It has been reported that the human skin microbiome is the second largest after the intestine, with approximately 1,000 species [1]. Cutibacterium acnes is the major anaerobic bacteria, especially in sebum-rich tissues such as the face [2]. C. acnes enzymatically degrades triglycerides contained in sebum to fatty acids and glycerol; fatty acids exhibit antibacterial activity and glycerol is one of moisturizing components, thereby contributing to skin barrier function and moisturization. On the other hand, C. acnes is also considered to be a pathogen that causes inflammatory skin condition in some circumstances, such as acne vulgaris [3]. In recent studies, C. acnes has been taxonomically subdivided into distinct subspecies that exhibit unique genetic, metabolic, and morphological properties [4], [5], [6]. Certain subspecies are considered to be associated with the development of acne vulgaris, while others have potential as candidates for beneficial bacteria on human skin [7], [8], [9]. If the number of pathogenic subspecies (e.g. subspecies acnes: type I) increases on the human skin, the risk of developing acne may increase, and the prognosis may worsen [8], [10]. In contrast, an increase in beneficial subspecies (e.g. subspecies defendens and elongatum: type II and III) is expected to contribute to a healthier skin environment [8], [10].

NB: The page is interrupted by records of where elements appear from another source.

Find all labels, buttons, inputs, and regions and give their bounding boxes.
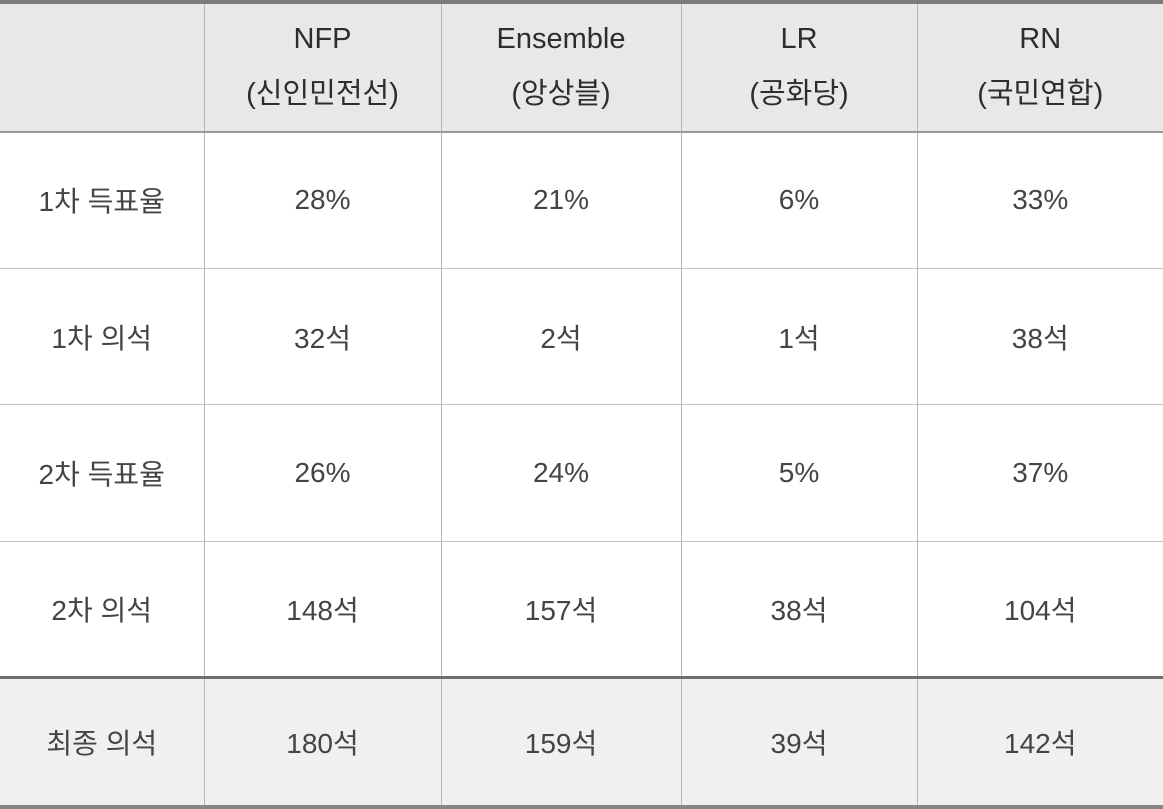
header-cell-rn: RN (국민연합)	[917, 2, 1163, 133]
row-second-round-vote-share: 2차 득표율 26% 24% 5% 37%	[0, 404, 1163, 542]
party-abbr: RN	[1019, 23, 1062, 55]
row-label: 1차 득표율	[0, 132, 205, 269]
value-cell: 148석	[204, 540, 442, 678]
row-first-round-vote-share: 1차 득표율 28% 21% 6% 33%	[0, 132, 1163, 269]
party-abbr: Ensemble	[496, 23, 626, 55]
row-second-round-seats: 2차 의석 148석 157석 38석 104석	[0, 540, 1163, 678]
value-cell: 21%	[441, 132, 682, 269]
value-cell: 2석	[441, 267, 682, 405]
value-cell: 26%	[204, 404, 442, 542]
party-abbr: NFP	[293, 23, 352, 55]
value-cell: 37%	[917, 404, 1163, 542]
header-cell-ensemble: Ensemble (앙상블)	[441, 2, 682, 133]
value-cell: 32석	[204, 267, 442, 405]
value-cell: 1석	[681, 267, 918, 405]
value-cell: 6%	[681, 132, 918, 269]
row-label: 2차 득표율	[0, 404, 205, 542]
value-cell: 38석	[681, 540, 918, 678]
party-full-name: (국민연합)	[977, 78, 1104, 110]
value-cell: 39석	[681, 676, 918, 807]
party-abbr: LR	[780, 23, 818, 55]
row-label: 1차 의석	[0, 267, 205, 405]
party-full-name: (앙상블)	[511, 78, 611, 110]
value-cell: 142석	[917, 676, 1163, 807]
value-cell: 5%	[681, 404, 918, 542]
value-cell: 38석	[917, 267, 1163, 405]
party-full-name: (공화당)	[749, 78, 849, 110]
value-cell: 28%	[204, 132, 442, 269]
row-label: 최종 의석	[0, 676, 205, 807]
row-final-seats: 최종 의석 180석 159석 39석 142석	[0, 676, 1163, 807]
header-cell-nfp: NFP (신인민전선)	[204, 2, 442, 133]
value-cell: 180석	[204, 676, 442, 807]
value-cell: 24%	[441, 404, 682, 542]
value-cell: 104석	[917, 540, 1163, 678]
header-row: NFP (신인민전선) Ensemble (앙상블) LR (공화당) RN (…	[0, 2, 1163, 133]
row-first-round-seats: 1차 의석 32석 2석 1석 38석	[0, 267, 1163, 405]
header-cell-empty	[0, 2, 205, 133]
row-label: 2차 의석	[0, 540, 205, 678]
party-full-name: (신인민전선)	[246, 78, 399, 110]
header-cell-lr: LR (공화당)	[681, 2, 918, 133]
value-cell: 33%	[1012, 184, 1069, 216]
value-cell: 159석	[441, 676, 682, 807]
value-cell: 157석	[441, 540, 682, 678]
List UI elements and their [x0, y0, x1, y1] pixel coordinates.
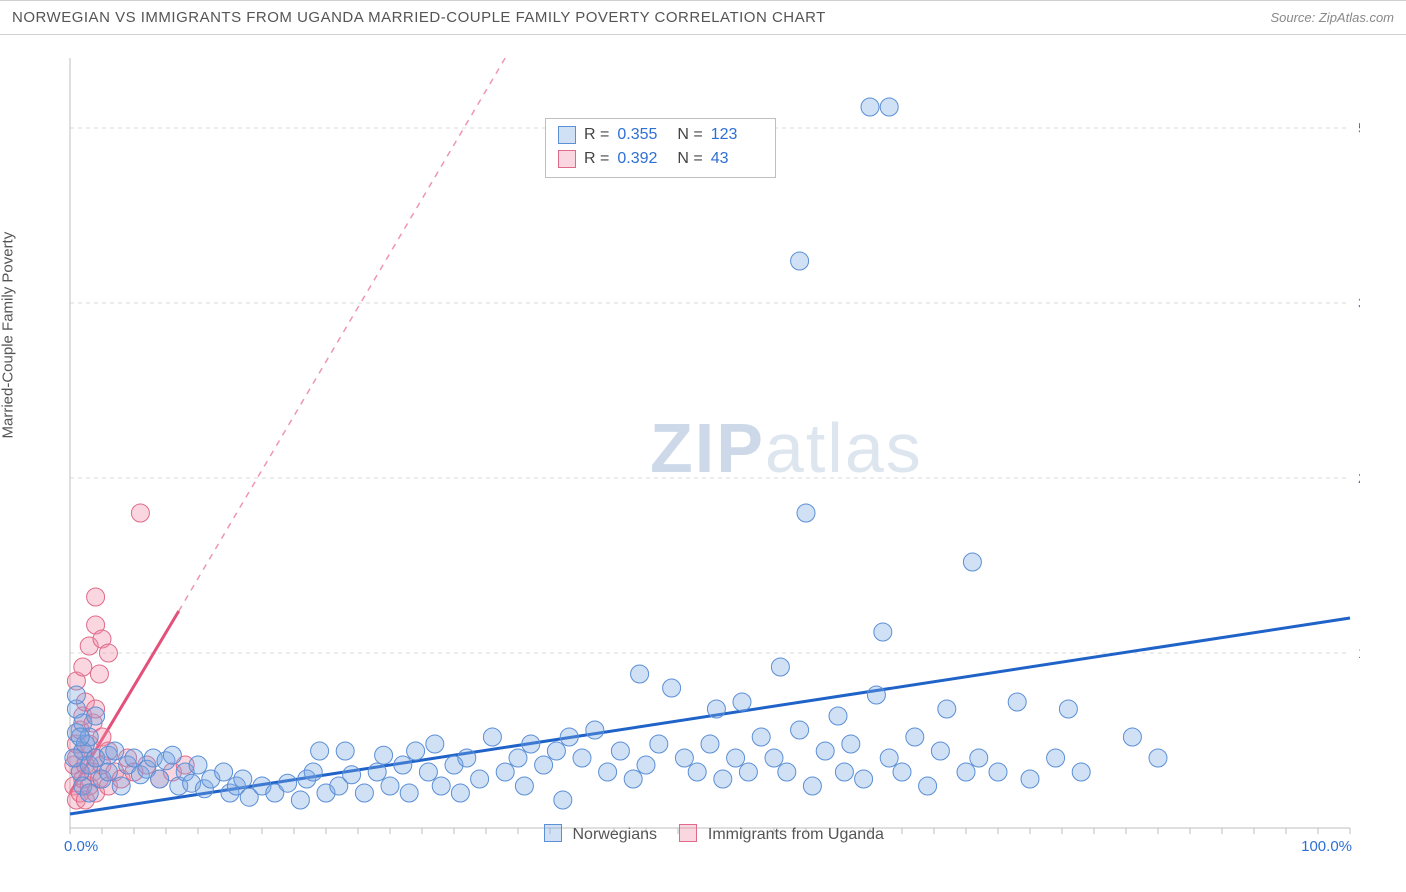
svg-text:37.5%: 37.5%: [1358, 295, 1360, 312]
n-label: N =: [677, 147, 702, 171]
correlation-row: R = 0.392 N = 43: [558, 147, 763, 171]
svg-text:25.0%: 25.0%: [1358, 470, 1360, 487]
legend-label: Norwegians: [573, 826, 657, 843]
r-value: 0.392: [617, 147, 669, 171]
legend-label: Immigrants from Uganda: [708, 826, 884, 843]
series-swatch: [558, 126, 576, 144]
correlation-box: R = 0.355 N = 123 R = 0.392 N = 43: [545, 118, 776, 178]
series-swatch: [558, 150, 576, 168]
svg-text:12.5%: 12.5%: [1358, 645, 1360, 662]
n-label: N =: [677, 123, 702, 147]
correlation-row: R = 0.355 N = 123: [558, 123, 763, 147]
svg-text:50.0%: 50.0%: [1358, 120, 1360, 137]
x-axis-max-label: 100.0%: [1301, 838, 1352, 855]
n-value: 123: [711, 123, 763, 147]
r-value: 0.355: [617, 123, 669, 147]
legend-swatch: [544, 824, 562, 842]
r-label: R =: [584, 123, 609, 147]
n-value: 43: [711, 147, 763, 171]
r-label: R =: [584, 147, 609, 171]
chart-source: Source: ZipAtlas.com: [1270, 10, 1394, 25]
legend-swatch: [679, 824, 697, 842]
chart-header: NORWEGIAN VS IMMIGRANTS FROM UGANDA MARR…: [0, 0, 1406, 35]
y-axis-label: Married-Couple Family Poverty: [0, 232, 17, 439]
chart-area: 12.5%25.0%37.5%50.0% ZIPatlas R = 0.355 …: [50, 58, 1360, 848]
bottom-legend: Norwegians Immigrants from Uganda: [50, 824, 1360, 844]
x-axis-min-label: 0.0%: [64, 838, 98, 855]
scatter-plot: 12.5% 25.0% 37.5% 50.0%: [50, 58, 1360, 858]
chart-title: NORWEGIAN VS IMMIGRANTS FROM UGANDA MARR…: [12, 9, 826, 26]
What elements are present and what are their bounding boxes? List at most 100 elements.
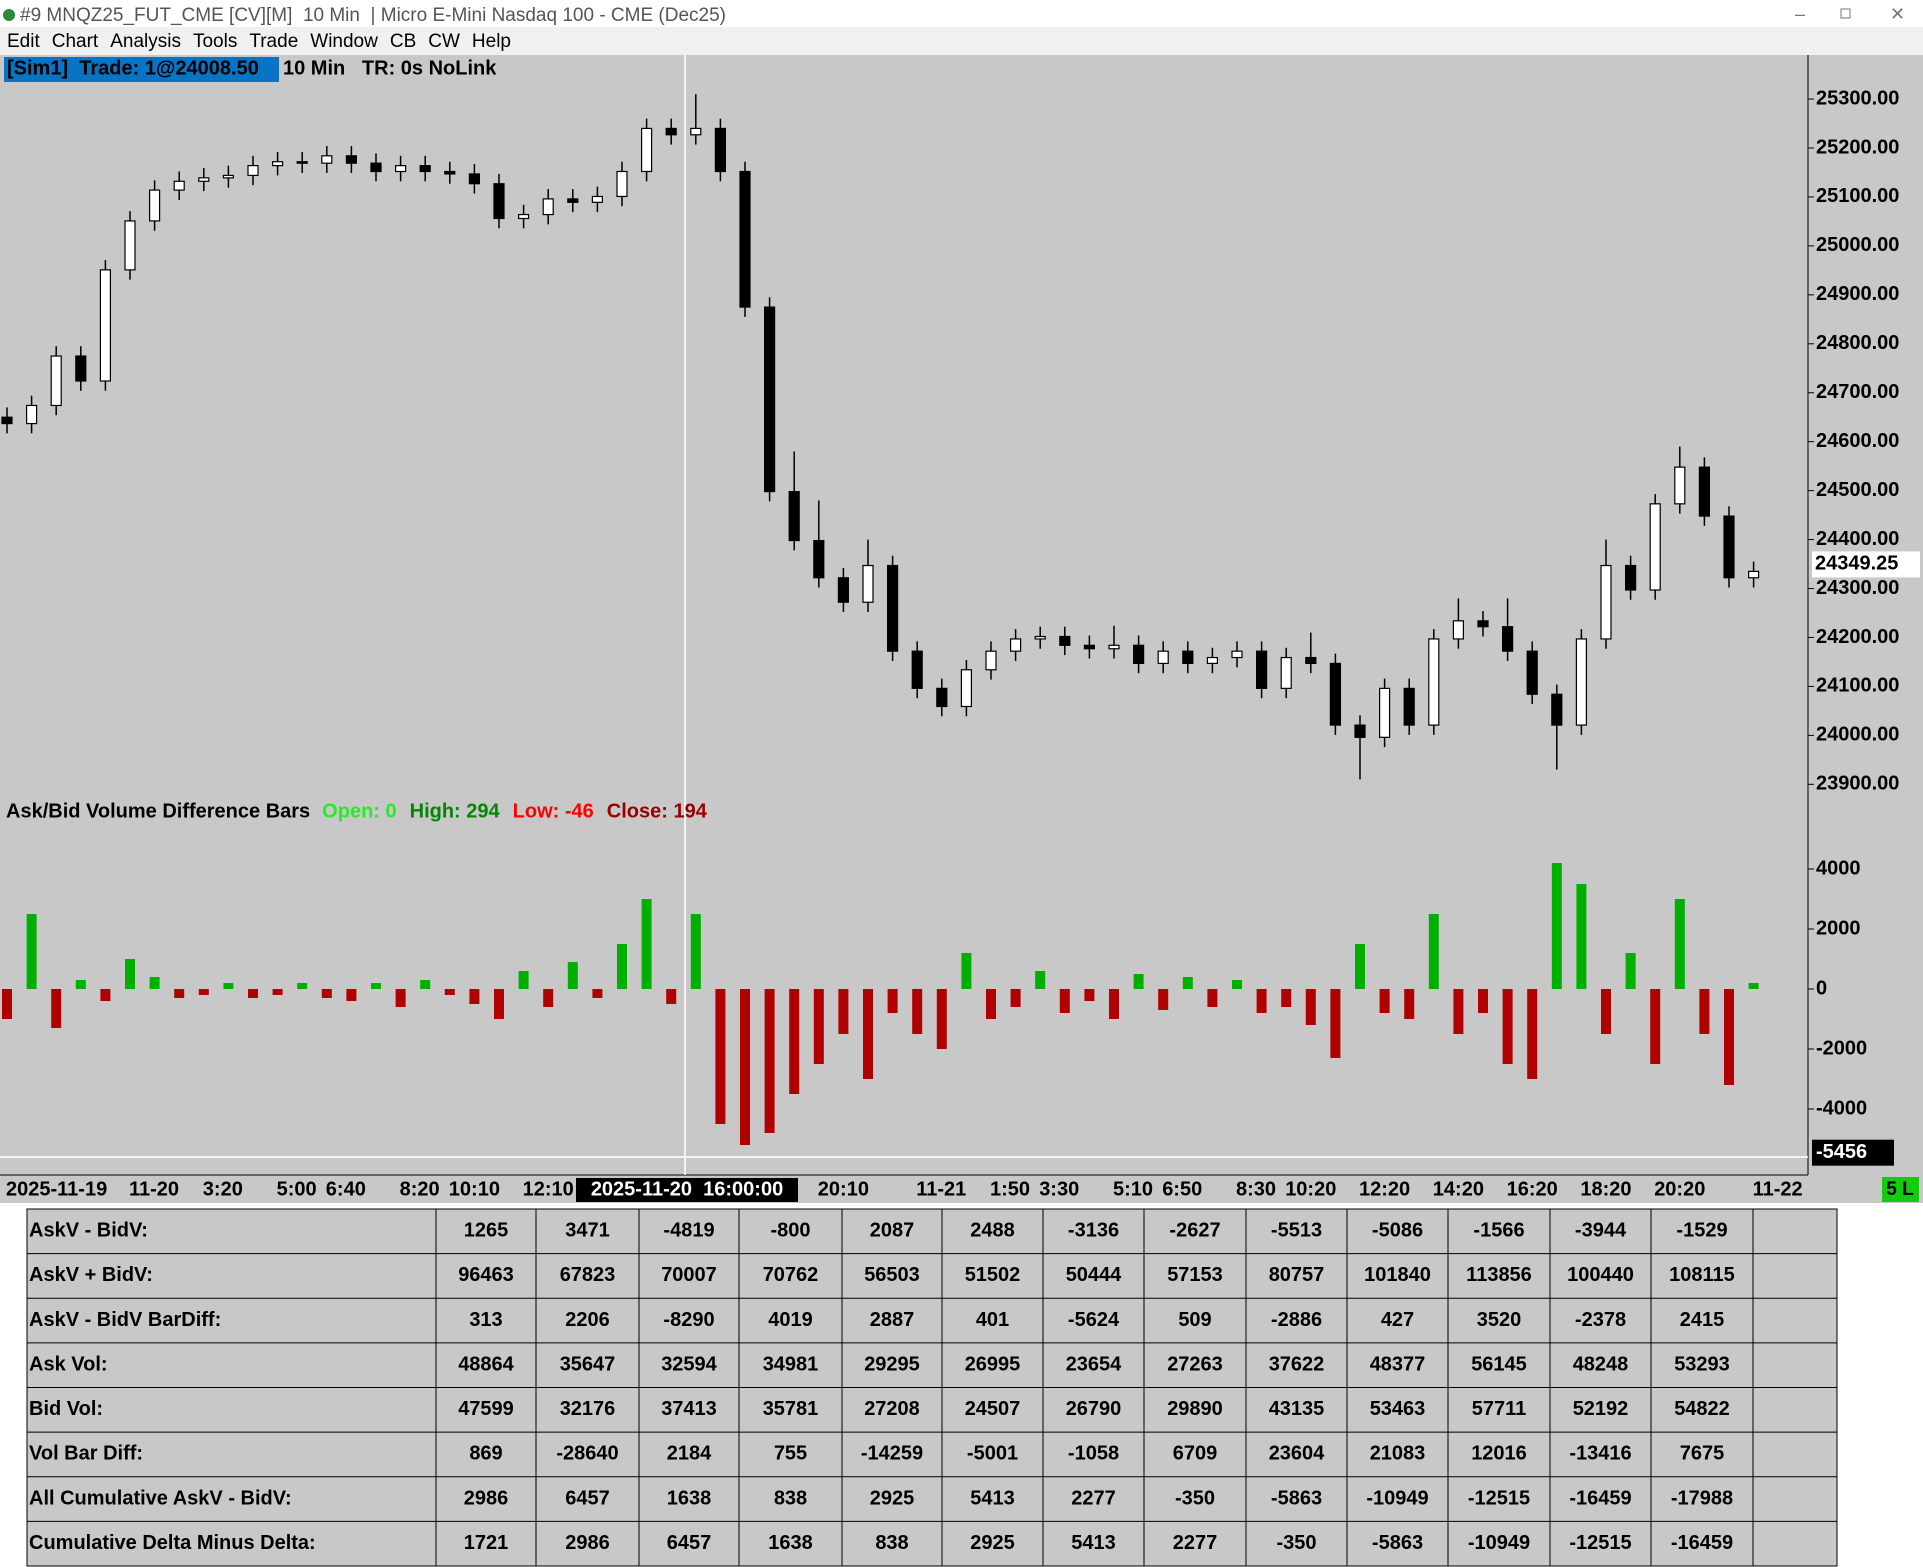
candle-body	[862, 564, 874, 603]
price-axis-area	[1808, 55, 1923, 1175]
candle-body	[690, 127, 702, 136]
table-cell: 313	[469, 1309, 502, 1331]
table-cell: 52192	[1573, 1398, 1629, 1420]
table-cell: -28640	[556, 1443, 618, 1465]
delta-bar	[494, 989, 504, 1019]
menu-item[interactable]: Trade	[249, 31, 298, 52]
table-cell: 5413	[970, 1487, 1015, 1509]
table-row-label: Bid Vol:	[29, 1398, 103, 1420]
menu-item[interactable]: Tools	[193, 31, 237, 52]
status-label: 5 L	[1886, 1179, 1914, 1200]
delta-bar	[1674, 899, 1685, 989]
delta-bar	[690, 914, 701, 989]
delta-bar	[149, 977, 160, 989]
menu-item[interactable]: Edit	[7, 31, 40, 52]
candle-body	[1034, 635, 1046, 640]
table-cell: 2277	[1071, 1487, 1116, 1509]
minimize-button[interactable]: –	[1795, 4, 1805, 24]
candle-body	[788, 491, 800, 542]
y-tick-label: 24700.00	[1816, 381, 1899, 403]
delta-bar	[1059, 989, 1070, 1013]
table-cell: 35647	[560, 1353, 616, 1375]
delta-bar	[1650, 989, 1661, 1064]
restore-button[interactable]	[1840, 8, 1851, 19]
table-cell: 70007	[661, 1264, 717, 1286]
table-cell: 2488	[970, 1220, 1015, 1242]
candle-body	[296, 161, 308, 164]
table-cell: 2184	[667, 1443, 712, 1465]
table-cell: 755	[774, 1443, 807, 1465]
delta-bar	[518, 971, 529, 989]
menu-item[interactable]: Help	[472, 31, 511, 52]
time-label: 10:20	[1285, 1178, 1336, 1200]
time-label: 12:20	[1359, 1178, 1410, 1200]
delta-bar	[1281, 989, 1292, 1007]
delta-bar	[1256, 989, 1267, 1013]
menu-item[interactable]: Chart	[52, 31, 99, 52]
y-tick-label: 24600.00	[1816, 430, 1899, 452]
delta-bar	[1305, 989, 1316, 1025]
study-y-tick-label: -4000	[1816, 1097, 1867, 1119]
table-row-label: All Cumulative AskV - BidV:	[29, 1487, 292, 1509]
delta-bar	[887, 989, 898, 1013]
delta-bar	[1428, 914, 1439, 989]
candle-body	[763, 306, 776, 493]
y-tick-label: 23900.00	[1816, 773, 1899, 795]
last-price-box	[1812, 551, 1920, 578]
table-cell: -1566	[1473, 1220, 1524, 1242]
delta-bar	[248, 989, 258, 998]
table-cell: 1265	[464, 1220, 509, 1242]
table-cell: 100440	[1567, 1264, 1634, 1286]
table-cell: 838	[774, 1487, 807, 1509]
table-cell: -3944	[1575, 1220, 1627, 1242]
account-text: [Sim1] Trade: 1@24008.50	[7, 57, 259, 79]
delta-bar	[567, 962, 578, 989]
candle-body	[26, 404, 38, 425]
table-cell: -2627	[1169, 1220, 1220, 1242]
menu-item[interactable]: Window	[310, 31, 378, 52]
close-button[interactable]: ✕	[1890, 4, 1905, 24]
candle-body	[542, 198, 554, 216]
table-cell: 2925	[970, 1532, 1015, 1554]
delta-bar	[75, 980, 86, 989]
delta-bar	[174, 989, 185, 998]
time-label: 5:10	[1113, 1178, 1153, 1200]
candle-body	[1132, 644, 1145, 665]
delta-bar	[1084, 989, 1095, 1001]
table-cell: 53463	[1370, 1398, 1426, 1420]
time-label: 2025-11-19	[6, 1178, 107, 1200]
candle-body	[321, 155, 333, 164]
delta-bar	[51, 989, 62, 1028]
delta-bar	[592, 989, 603, 998]
table-cell: -5863	[1372, 1532, 1423, 1554]
study-marker-label: -5456	[1816, 1141, 1867, 1163]
candle-body	[198, 177, 210, 182]
candle-body	[75, 355, 87, 382]
table-cell: -5086	[1372, 1220, 1423, 1242]
table-cell: 56503	[864, 1264, 920, 1286]
candle-body	[1747, 570, 1760, 579]
menu-item[interactable]: Analysis	[110, 31, 181, 52]
candle-body	[1428, 638, 1440, 726]
chart-info: 10 Min TR: 0s NoLink	[283, 57, 497, 79]
menu-item[interactable]: CW	[428, 31, 460, 52]
candle-body	[1575, 638, 1588, 726]
table-row-label: Ask Vol:	[29, 1353, 108, 1375]
table-cell: 12016	[1471, 1443, 1527, 1465]
study-y-tick-label: 2000	[1816, 917, 1861, 939]
delta-bar	[1379, 989, 1390, 1013]
delta-bar	[1330, 989, 1341, 1058]
candle-body	[1280, 656, 1292, 689]
time-label: 11-21	[916, 1178, 966, 1200]
delta-bar	[1232, 980, 1242, 989]
menu-item[interactable]: CB	[390, 31, 416, 52]
candle-body	[173, 180, 185, 191]
time-label: 14:20	[1433, 1178, 1484, 1200]
table-row-label: AskV - BidV:	[29, 1220, 148, 1242]
candle-body	[567, 198, 579, 203]
candle-body	[395, 165, 407, 173]
delta-bar	[371, 983, 381, 989]
time-label: 8:30	[1236, 1178, 1276, 1200]
study-y-tick-label: -2000	[1816, 1037, 1867, 1059]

It is well known that the skin microbiome is influenced by various factors, including aging, environmental conditions, and geographic location [1], [11]. In particular, several studies have reported that long-term use of cosmetics can alter the skin microbiome, as facial skin is regularly exposed to various cosmetic ingredients through daily makeup application [12], [13], [14], [15]. Cosmetics are composed of various ingredients, such as ethanol, glycerol, and surfactants, as usually described in their labels. However, the direct effects of individual cosmetic components on C. acnes at the subspecies level remain unclear. We believe that the investigation into the effects of the ingredients to skin inhabitants should provide valuable insights for the development of cosmetics designed to optimize the skin microbiome.

In this study, we used common raw materials such as ethanol, glycerol, a surfactant (Tween 80), and polyamines, which have been reported to be associated with anti-aging effects [16]. To assess their impact at the subspecies level of C. acnes, we conducted direct in vitro evaluations using representative strains from each subspecies.